La deuxième lecture, c’est le chapitre 27 des Actes des Apôtres : il est peu connu. Il ne se trouve jamais dans les liturgies dominicales. Il s’agit d’une autre tempête, en Méditerranée, celle-là, à l’heure où Paul, prisonnier, est embarqué pour Rome où il exige d’être jugé. Il se trouve avec des compagnons de toutes origines, de toutes religions, en majorité des prisonniers, un centurion romain, païen avec ses soldats. Et voilà qu’au large de Malte, dit-on, la tempête devient folle, un vent d’ouragan, il faut ceinturer le navire, hisser la chaloupe, lâcher l’ancre flottante, jeter le superflu par dessus bord y compris le gréement. Quant à Paul, il appelle à la confiance. Il prie son Dieu et, alors que tous craignent le pire, Paul prend du pain, rend grâce à Dieu, rompt le pain, et s’en nourrit lui-même avant de le partager avec tous, dignes pas dignes, croyants et païens : on sait leur nombre : 276 personnes. Après ce repas dans lequel on reconnaît les mots mêmes de l’institution eucharistique, on jette par dessus bord le reste de la nourriture, on jette les ancres et le gouvernail et le bateau s’échoue, se disloque, et, merveille, tous sont sauvés, qui en nageant, qui en s’accrochant à une planchette…

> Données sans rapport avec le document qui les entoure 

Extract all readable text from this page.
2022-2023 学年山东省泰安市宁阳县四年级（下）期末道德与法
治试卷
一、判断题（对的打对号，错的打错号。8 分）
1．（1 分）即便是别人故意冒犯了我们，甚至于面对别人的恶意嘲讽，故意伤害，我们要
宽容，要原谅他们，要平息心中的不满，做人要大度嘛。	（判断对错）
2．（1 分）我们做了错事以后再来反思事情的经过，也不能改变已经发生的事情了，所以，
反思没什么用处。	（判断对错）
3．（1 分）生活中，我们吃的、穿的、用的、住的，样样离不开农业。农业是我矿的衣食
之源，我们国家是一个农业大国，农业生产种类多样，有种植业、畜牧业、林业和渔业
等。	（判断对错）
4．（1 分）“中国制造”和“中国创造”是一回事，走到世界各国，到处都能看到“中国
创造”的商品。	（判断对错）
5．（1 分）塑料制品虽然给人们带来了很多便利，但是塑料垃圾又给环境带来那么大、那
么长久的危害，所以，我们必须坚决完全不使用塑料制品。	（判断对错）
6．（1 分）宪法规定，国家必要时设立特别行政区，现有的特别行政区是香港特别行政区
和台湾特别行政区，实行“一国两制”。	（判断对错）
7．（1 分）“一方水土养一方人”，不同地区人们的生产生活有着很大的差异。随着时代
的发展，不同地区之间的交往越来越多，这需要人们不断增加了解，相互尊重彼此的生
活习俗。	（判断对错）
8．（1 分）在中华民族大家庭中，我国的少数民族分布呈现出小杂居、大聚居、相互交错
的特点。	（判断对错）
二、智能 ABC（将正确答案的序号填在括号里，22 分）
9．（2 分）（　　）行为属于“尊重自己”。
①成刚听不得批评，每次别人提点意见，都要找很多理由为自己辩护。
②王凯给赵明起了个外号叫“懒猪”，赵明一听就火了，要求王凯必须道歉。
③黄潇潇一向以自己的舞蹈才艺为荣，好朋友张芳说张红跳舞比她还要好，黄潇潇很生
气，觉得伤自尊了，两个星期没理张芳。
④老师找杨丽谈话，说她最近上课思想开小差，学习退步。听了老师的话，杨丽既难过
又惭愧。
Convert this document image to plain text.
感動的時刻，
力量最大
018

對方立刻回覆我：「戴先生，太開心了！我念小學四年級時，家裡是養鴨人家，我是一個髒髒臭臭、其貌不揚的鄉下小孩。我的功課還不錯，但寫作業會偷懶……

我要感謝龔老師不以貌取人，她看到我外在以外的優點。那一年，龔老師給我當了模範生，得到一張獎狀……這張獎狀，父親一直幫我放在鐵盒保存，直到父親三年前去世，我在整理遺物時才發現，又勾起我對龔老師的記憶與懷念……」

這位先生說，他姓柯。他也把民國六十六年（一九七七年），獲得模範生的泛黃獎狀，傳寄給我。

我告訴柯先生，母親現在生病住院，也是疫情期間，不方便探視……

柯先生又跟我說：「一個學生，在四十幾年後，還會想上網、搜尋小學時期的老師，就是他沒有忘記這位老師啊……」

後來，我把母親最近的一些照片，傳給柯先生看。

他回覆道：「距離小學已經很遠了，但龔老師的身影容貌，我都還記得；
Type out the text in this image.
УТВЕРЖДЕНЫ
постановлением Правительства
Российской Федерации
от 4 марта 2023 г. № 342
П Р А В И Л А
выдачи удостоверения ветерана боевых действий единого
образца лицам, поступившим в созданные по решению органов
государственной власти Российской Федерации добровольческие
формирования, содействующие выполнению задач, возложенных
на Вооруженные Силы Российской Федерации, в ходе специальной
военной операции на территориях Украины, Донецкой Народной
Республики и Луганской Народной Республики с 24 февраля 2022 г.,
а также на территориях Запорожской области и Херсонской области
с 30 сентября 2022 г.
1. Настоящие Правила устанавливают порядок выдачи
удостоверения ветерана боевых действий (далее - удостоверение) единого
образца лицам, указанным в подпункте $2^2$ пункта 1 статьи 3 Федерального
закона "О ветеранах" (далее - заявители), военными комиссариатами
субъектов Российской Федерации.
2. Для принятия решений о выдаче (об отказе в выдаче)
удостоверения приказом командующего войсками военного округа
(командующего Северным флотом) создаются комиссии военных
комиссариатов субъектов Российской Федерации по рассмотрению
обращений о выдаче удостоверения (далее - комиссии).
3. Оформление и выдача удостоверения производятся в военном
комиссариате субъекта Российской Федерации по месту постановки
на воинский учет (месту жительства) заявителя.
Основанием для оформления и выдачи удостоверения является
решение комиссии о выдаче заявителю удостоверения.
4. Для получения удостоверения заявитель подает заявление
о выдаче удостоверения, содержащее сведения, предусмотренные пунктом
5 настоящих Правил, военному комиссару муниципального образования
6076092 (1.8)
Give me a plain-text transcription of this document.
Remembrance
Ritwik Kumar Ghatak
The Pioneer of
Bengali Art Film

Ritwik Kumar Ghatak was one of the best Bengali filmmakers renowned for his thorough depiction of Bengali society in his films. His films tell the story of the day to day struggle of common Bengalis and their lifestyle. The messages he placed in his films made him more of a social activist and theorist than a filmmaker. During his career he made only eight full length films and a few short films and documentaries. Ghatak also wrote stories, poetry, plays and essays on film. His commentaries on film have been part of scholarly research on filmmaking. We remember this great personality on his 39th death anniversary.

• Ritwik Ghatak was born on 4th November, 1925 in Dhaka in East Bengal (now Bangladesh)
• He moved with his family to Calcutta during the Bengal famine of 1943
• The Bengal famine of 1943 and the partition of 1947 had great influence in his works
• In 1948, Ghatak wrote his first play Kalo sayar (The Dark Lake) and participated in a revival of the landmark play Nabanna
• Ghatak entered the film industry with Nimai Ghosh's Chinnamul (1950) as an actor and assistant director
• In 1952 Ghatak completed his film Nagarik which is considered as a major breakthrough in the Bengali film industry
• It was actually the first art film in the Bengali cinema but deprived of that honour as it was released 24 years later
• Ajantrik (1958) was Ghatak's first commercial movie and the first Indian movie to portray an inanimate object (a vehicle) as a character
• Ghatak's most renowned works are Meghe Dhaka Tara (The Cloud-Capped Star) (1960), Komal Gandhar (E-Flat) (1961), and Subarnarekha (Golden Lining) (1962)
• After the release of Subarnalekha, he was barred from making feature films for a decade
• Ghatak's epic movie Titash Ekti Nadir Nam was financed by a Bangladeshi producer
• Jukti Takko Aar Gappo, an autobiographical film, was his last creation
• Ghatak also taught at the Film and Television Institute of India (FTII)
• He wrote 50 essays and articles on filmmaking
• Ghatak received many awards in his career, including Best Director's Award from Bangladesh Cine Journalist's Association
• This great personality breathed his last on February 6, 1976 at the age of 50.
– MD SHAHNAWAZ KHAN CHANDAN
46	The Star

J’aime cette Église, j’aime cette Église qui sauve tout le monde dans les pires tempêtes. Cette Église qui donne aux disciples que nous sommes tous, baptisés, confirmés, consacrés, ordonnés de pouvoir marcher sur la mer en dépassant nos peurs et de rester paisibles quelles que soient les épreuves que traverse notre monde. J’aime cette Église qui doit s’alléger de tout ce qui l’alourdit. J’aime cette Église qui nourrit tout le monde, tous les indignes que nous sommes tous. J’aime l’Église, ce gros bateau qui n’a même pas peur de se disloquer pourvu que toutes les vies soient sauvées y compris les plus méprisables.

Disciples dans les tempêtes, nous le sommes tous.

Il y a les tempêtes que connaissent nos familles, avec toutes les séparations qui sont toujours porteuses de souffrance et graves de conséquences pour les enfants ; tempêtes de toutes les familles qui affrontent de graves épreuves de santé, la stérilité, le handicap, le veuvage précoce, l’affectivité blessée ; tempêtes de toutes les familles qui connaissent des remariages et qui cherchent à retrouver une place dans leur environnement comme dans l’Eglise.

Il y a les tempêtes que connaît notre Europe devant la situation tragique des migrants économiques et des réfugiés politiques ; comment ne pas oublier qu’ils ne sont pas d’abord un problème mais d’abord des hommes, des femmes et des enfants ?

Il y a les tempêtes aussi que connaît notre pays, la France, celle énorme, soudaine et mortifère qui vient de s’abattre sur Paris, tempêtes qui rejettent au second plan l’agitation politicienne trop souvent peu digne à l’approche des élections régionales.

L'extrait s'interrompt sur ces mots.